Where the line item on the CC statement or online is unique enough - sure. However, as mentioned up thread - what's in the line item description may be of no help at all.

I'd also have thought the "it's a reasonable amount" whim transactions would be the bigger enemy that recurring items that have to be paid anyway. But then again - I don't put any recurring discretionary items on my CC.




james4beach said:


> They (the cc web site) does, but I track it separately because this tracking process is also how I verify every item on the credit card statement. I manually track each spending item. When I get the credit card statement I run down item by item, verifying against my manually built spreadsheet.
> 
> Just two days ago I caught an improper charge when doing this check ...


+1.

If there is a bogus charge - it is automatically included in both the online and statement CC details that will make up the *.csv file. So I can only see using this feature *after* confirming the details in the file are valid.


Cheers


----------



## cainvest (May 1, 2013)

james4beach said:


> At some point you have to verify them item by item anyway, right?


Agreed, well at least everyone should. I verify each item online weekly before I pay it off but I also don't keep any local records of my CC, other than what they send me.

One oddity, my Visa has no option for paperless but my Amex does, go figure.


----------



## Cal (Jun 17, 2009)

Hey Christine, it may help to write every expense down. Manually doing that may be better than reviewing your VISA statement online.


----------



## Eclectic12 (Oct 20, 2010)

Cal said:


> Hey Christine, it may help to write every expense down. Manually doing that may be better than reviewing your VISA statement online.


Write it down ... use a notepad in one's smartphone ... copy the details from the sales slip into a spreadsheet ...

Whatever way results in the needed info being readily available.


Cheers


----------



## donald (Apr 18, 2011)

Has anyone used~myfinancetracker?(rbc)I didn't even ask for it.I link all my accounts and it automatically can identify all purchases and than allocates it(1 mth/3 mth/1 yr ect)
It will automatically breakdown my Rent/utilities/gas/consumers/restaurants/cc ect
It shows percentages/amounts/dates ect(you can compare)---I'm shocked it can sort and identify all my purchases.
It is a sweet system rbc has......somebody out there must have what i have.?......It is similar to rbc direct and how they breakdown all investments ect in the tool bar section.


----------



## christinad (Apr 30, 2013)

Thanks for all the advice. I think i'll try pocket budget - its an android app. I set up mint but I think it will be hard to differentiate between categories.
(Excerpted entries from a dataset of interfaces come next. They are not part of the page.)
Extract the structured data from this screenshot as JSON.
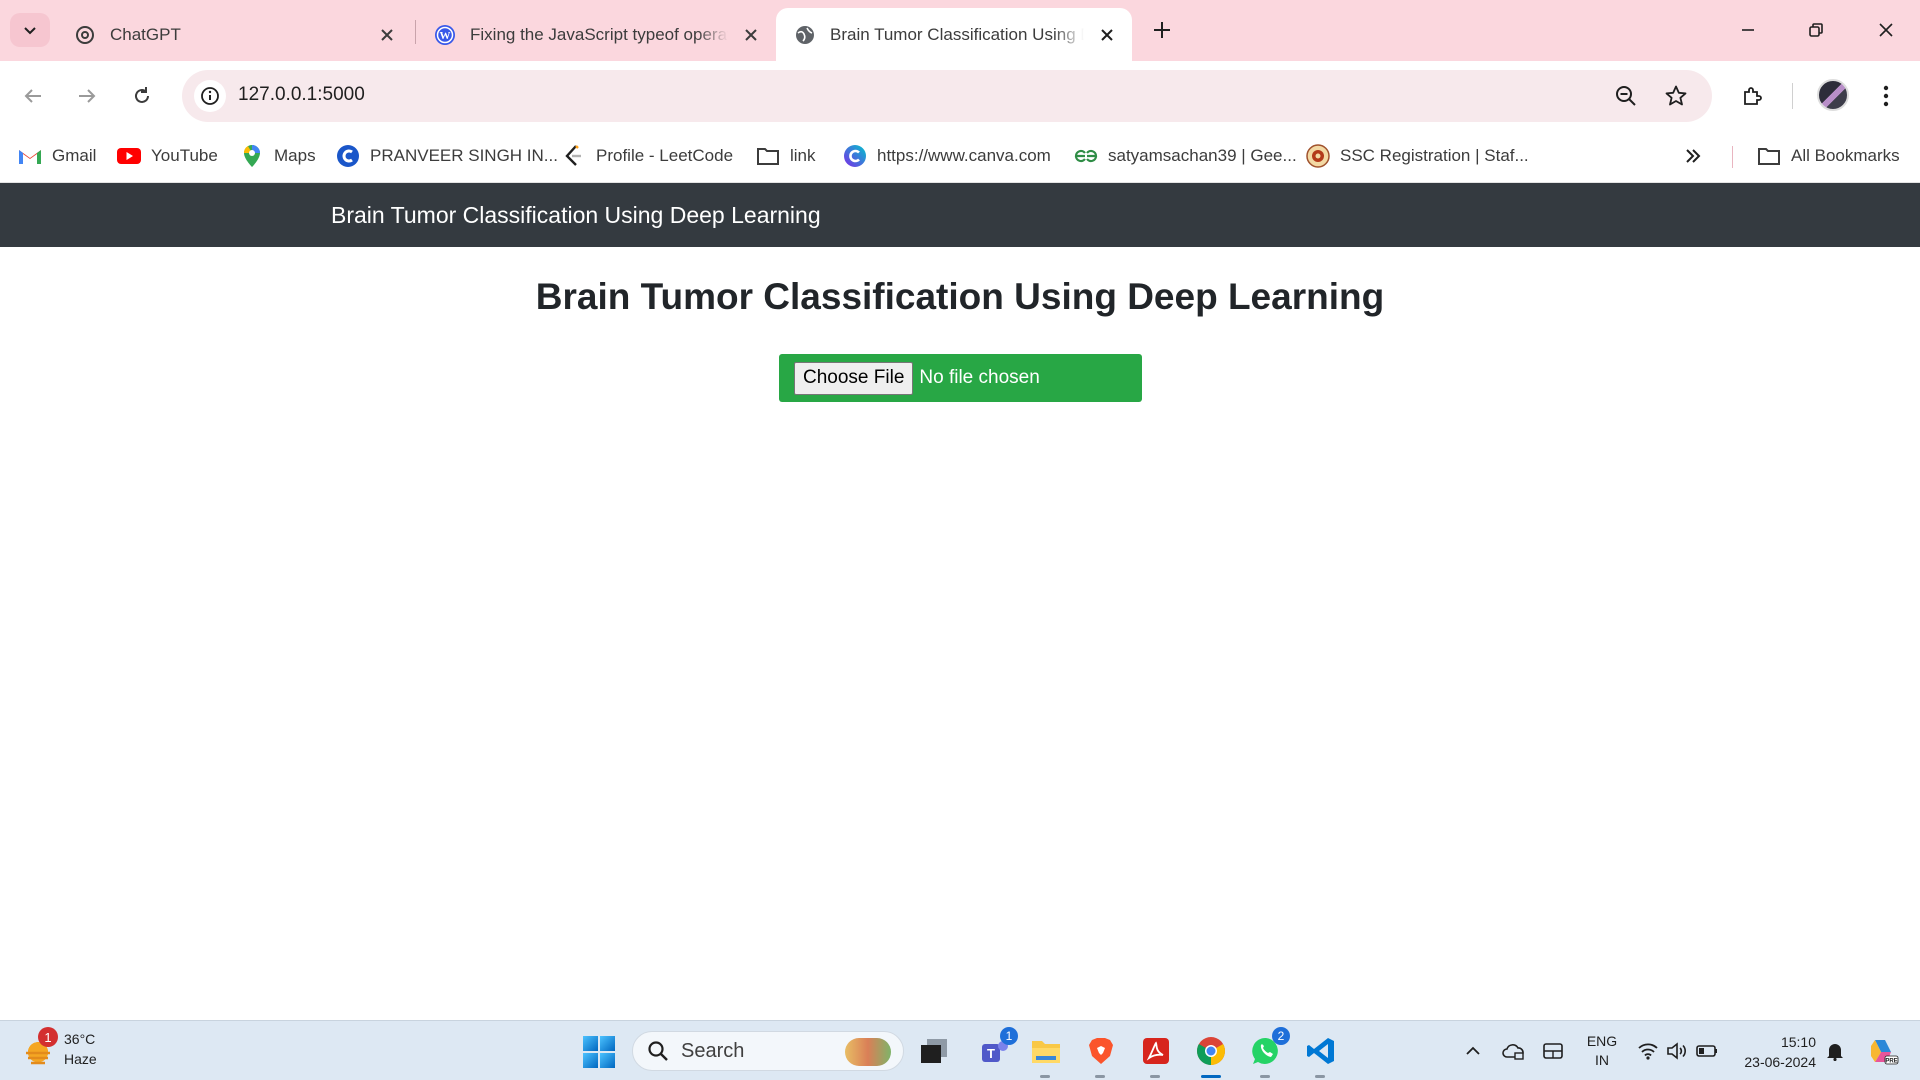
{
  "browser": {
    "tabs": [
      {
        "title": "ChatGPT",
        "icon": "chatgpt-icon",
        "active": false
      },
      {
        "title": "Fixing the JavaScript typeof operat",
        "icon": "wordpress-icon",
        "active": false
      },
      {
        "title": "Brain Tumor Classification Using D",
        "icon": "globe-icon",
        "active": true
      }
    ],
    "url": "127.0.0.1:5000",
    "bookmarks": [
      {
        "label": "Gmail",
        "icon": "gmail-icon"
      },
      {
        "label": "YouTube",
        "icon": "youtube-icon"
      },
      {
        "label": "Maps",
        "icon": "maps-icon"
      },
      {
        "label": "PRANVEER SINGH IN...",
        "icon": "college-icon"
      },
      {
        "label": "Profile - LeetCode",
        "icon": "leetcode-icon"
      },
      {
        "label": "link",
        "icon": "folder-icon"
      },
      {
        "label": "https://www.canva.com",
        "icon": "canva-icon"
      },
      {
        "label": "satyamsachan39 | Gee...",
        "icon": "geeksforgeeks-icon"
      },
      {
        "label": "SSC Registration | Staf...",
        "icon": "ssc-icon"
      }
    ],
    "all_bookmarks_label": "All Bookmarks",
    "colors": {
      "tabstrip": "#fbd7de",
      "omnibox": "#f7e9ec"
    }
  },
  "page": {
    "navbar_brand": "Brain Tumor Classification Using Deep Learning",
    "heading": "Brain Tumor Classification Using Deep Learning",
    "upload": {
      "button_label": "Choose File",
      "status": "No file chosen"
    },
    "colors": {
      "navbar": "#343a40",
      "upload_bg": "#28a745"
    }
  },
  "taskbar": {
    "weather": {
      "temp": "36°C",
      "condition": "Haze",
      "badge": "1"
    },
    "search_label": "Search",
    "apps": [
      {
        "name": "task-view-icon",
        "running": false
      },
      {
        "name": "teams-icon",
        "running": false,
        "badge": "1"
      },
      {
        "name": "file-explorer-icon",
        "running": true
      },
      {
        "name": "brave-icon",
        "running": true
      },
      {
        "name": "acrobat-icon",
        "running": true
      },
      {
        "name": "chrome-icon",
        "running": true,
        "active": true
      },
      {
        "name": "whatsapp-icon",
        "running": true,
        "badge": "2"
      },
      {
        "name": "vscode-icon",
        "running": true
      }
    ],
    "language": {
      "line1": "ENG",
      "line2": "IN"
    },
    "clock": {
      "time": "15:10",
      "date": "23-06-2024"
    }
  }
}
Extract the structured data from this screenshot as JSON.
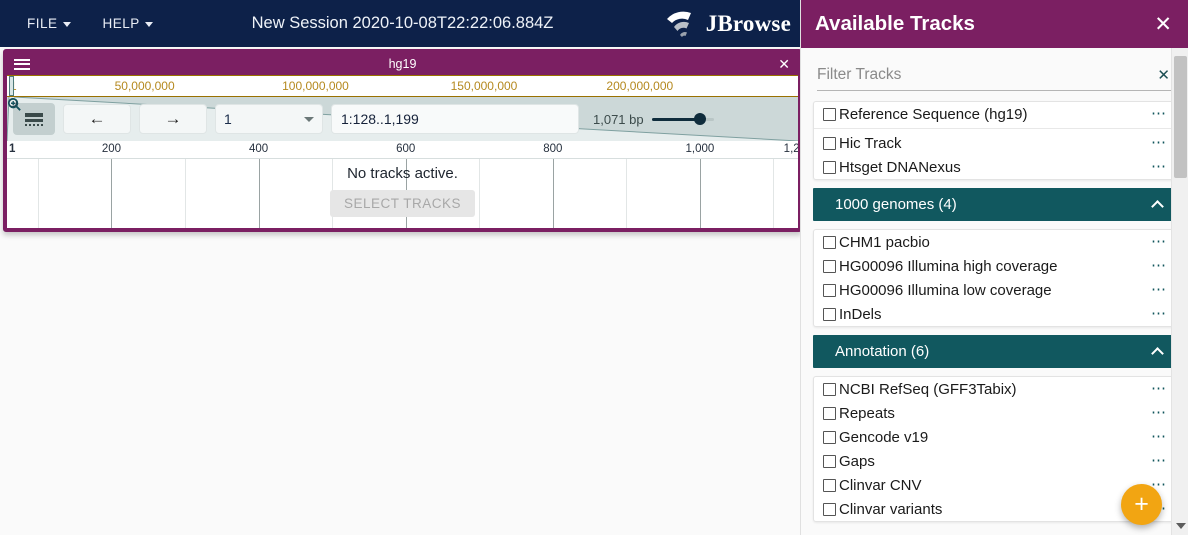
{
  "appbar": {
    "menus": [
      {
        "label": "FILE",
        "icon": "caret-down-icon"
      },
      {
        "label": "HELP",
        "icon": "caret-down-icon"
      }
    ],
    "session_title": "New Session 2020-10-08T22:22:06.884Z",
    "brand": "JBrowse",
    "brand_icon": "jbrowse-arc-logo-icon",
    "bg_color": "#0d2149"
  },
  "view": {
    "titlebar": {
      "menu_icon": "hamburger-icon",
      "title": "hg19",
      "close_icon": "close-icon",
      "bg_color": "#7b1f62"
    },
    "overview_ruler": {
      "start_label": "1",
      "ticks": [
        {
          "label": "50,000,000",
          "pos_pct": 17.4
        },
        {
          "label": "100,000,000",
          "pos_pct": 39.0
        },
        {
          "label": "150,000,000",
          "pos_pct": 60.3
        },
        {
          "label": "200,000,000",
          "pos_pct": 80.0
        }
      ],
      "tick_color": "#b5891f"
    },
    "navbar": {
      "track_selector_icon": "track-selector-icon",
      "back_icon": "arrow-left-icon",
      "forward_icon": "arrow-right-icon",
      "refseq_value": "1",
      "refseq_caret_icon": "caret-down-icon",
      "location_search_icon": "search-icon",
      "location_value": "1:128..1,199",
      "bp_label": "1,071 bp",
      "zoom_out_icon": "zoom-out-icon",
      "zoom_in_icon": "zoom-in-icon",
      "zoom_value_pct": 70
    },
    "scale_ruler": {
      "start_label": "1",
      "ticks": [
        {
          "label": "200",
          "pos_pct": 13.2
        },
        {
          "label": "400",
          "pos_pct": 31.8
        },
        {
          "label": "600",
          "pos_pct": 50.4
        },
        {
          "label": "800",
          "pos_pct": 69.0
        },
        {
          "label": "1,000",
          "pos_pct": 87.6
        },
        {
          "label": "1,2",
          "pos_pct": 99.2
        }
      ]
    },
    "empty_state": {
      "message": "No tracks active.",
      "button_label": "SELECT TRACKS"
    }
  },
  "drawer": {
    "title": "Available Tracks",
    "close_icon": "close-icon",
    "header_color": "#7b1f62",
    "filter": {
      "placeholder": "Filter Tracks",
      "value": "",
      "clear_icon": "close-icon"
    },
    "standalone_tracks_top": [
      {
        "label": "Reference Sequence (hg19)",
        "checked": false,
        "menu_icon": "more-options-icon"
      }
    ],
    "standalone_tracks_mid": [
      {
        "label": "Hic Track",
        "checked": false,
        "menu_icon": "more-options-icon"
      },
      {
        "label": "Htsget DNANexus",
        "checked": false,
        "menu_icon": "more-options-icon"
      }
    ],
    "categories": [
      {
        "title": "1000 genomes (4)",
        "expanded": true,
        "chevron_icon": "chevron-up-icon",
        "tracks": [
          {
            "label": "CHM1 pacbio",
            "checked": false,
            "menu_icon": "more-options-icon"
          },
          {
            "label": "HG00096 Illumina high coverage",
            "checked": false,
            "menu_icon": "more-options-icon"
          },
          {
            "label": "HG00096 Illumina low coverage",
            "checked": false,
            "menu_icon": "more-options-icon"
          },
          {
            "label": "InDels",
            "checked": false,
            "menu_icon": "more-options-icon"
          }
        ]
      },
      {
        "title": "Annotation (6)",
        "expanded": true,
        "chevron_icon": "chevron-up-icon",
        "tracks": [
          {
            "label": "NCBI RefSeq (GFF3Tabix)",
            "checked": false,
            "menu_icon": "more-options-icon"
          },
          {
            "label": "Repeats",
            "checked": false,
            "menu_icon": "more-options-icon"
          },
          {
            "label": "Gencode v19",
            "checked": false,
            "menu_icon": "more-options-icon"
          },
          {
            "label": "Gaps",
            "checked": false,
            "menu_icon": "more-options-icon"
          },
          {
            "label": "Clinvar CNV",
            "checked": false,
            "menu_icon": "more-options-icon"
          },
          {
            "label": "Clinvar variants",
            "checked": false,
            "menu_icon": "more-options-icon"
          }
        ]
      }
    ],
    "category_color": "#11585f",
    "add_track_fab": {
      "label": "+",
      "icon": "plus-icon",
      "color": "#f2a512"
    },
    "scrollbar": {
      "down_arrow_icon": "chevron-down-icon"
    }
  }
}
For example, I shop at Walmart and there doesn't seem to be a way to split an expense into more than 1 category. Maybe i'm wrong.


----------



## christinad (Apr 30, 2013)

Whew! When I received my paper statement in the mail it was only for $795. When I looked online it was showing 2 months and since I had a $700 moving expense it added to $1600. I learned I spent $160 in clothes and $260 in groceries from looking at Mint. I still think it will be worthwhile to track my spending as I would like to save more.


----------



## Eclectic12 (Oct 20, 2010)

^^^

Tracking is a good idea ... just make sure to pick a method that works for you or your won't keep it updated! :chuncky:


Cheers


----------



## james4beach (Nov 15, 2012)

I get so excited about tracking spending. I think time spent doing this is a much bigger contributor to growing wealthy, compared to investments. Even if you optimize your investments you may gain what, like another couple % a year in performance? Big deal. By managing your expenses well you could be saving 10% or even 20% more income.


----------



## Barwelle (Feb 23, 2011)

James, I agree with you that keeping spending in check is crucial, but managing investments is just as important.

Let's pick some random numbers - I'll try to pick something middle-of-the-road:

Say you make $50,000 per year, and have a $500,000 mutual fund portfolio.

If you save 10% of your income, you've saved $5,000.

If you save 1% on investing fees (MER) by switching your mutual funds to ETFs, you've saved $5,000.

Now we can cherry-pick numbers and situations and investments all we want, every single situation is different... and I am not saying it is wrong to mind your expenses... but, living frugally while ignoring your investments is a good way to overlook some major potential growth in wealth. That "couple % a year in performance" can translate into big $ amounts as your savings and portfolio grow. Admittedly not so important with small portfolios, but in time, it becomes more and more important.


----------



## james4beach (Nov 15, 2012)

Barwelle, you're right... that couple % savings on a big portfolio really can save a lot (and I endorse minimizing MERs whenever possible). Bigger the portfolio, the more important fee optimization becomes. So absolutely you are correct, in a large portfolio, it does matter a lot.

Among young people my age, I don't know many with large portfolios, but I do know several with high incomes who blow it all away on wasteful purchases & habits


----------



## Koala (Jan 27, 2012)

I've had a few statements where I couldn't tell what the store was from the description or from remembering my spending. Google usually solves the problem using the description.


----------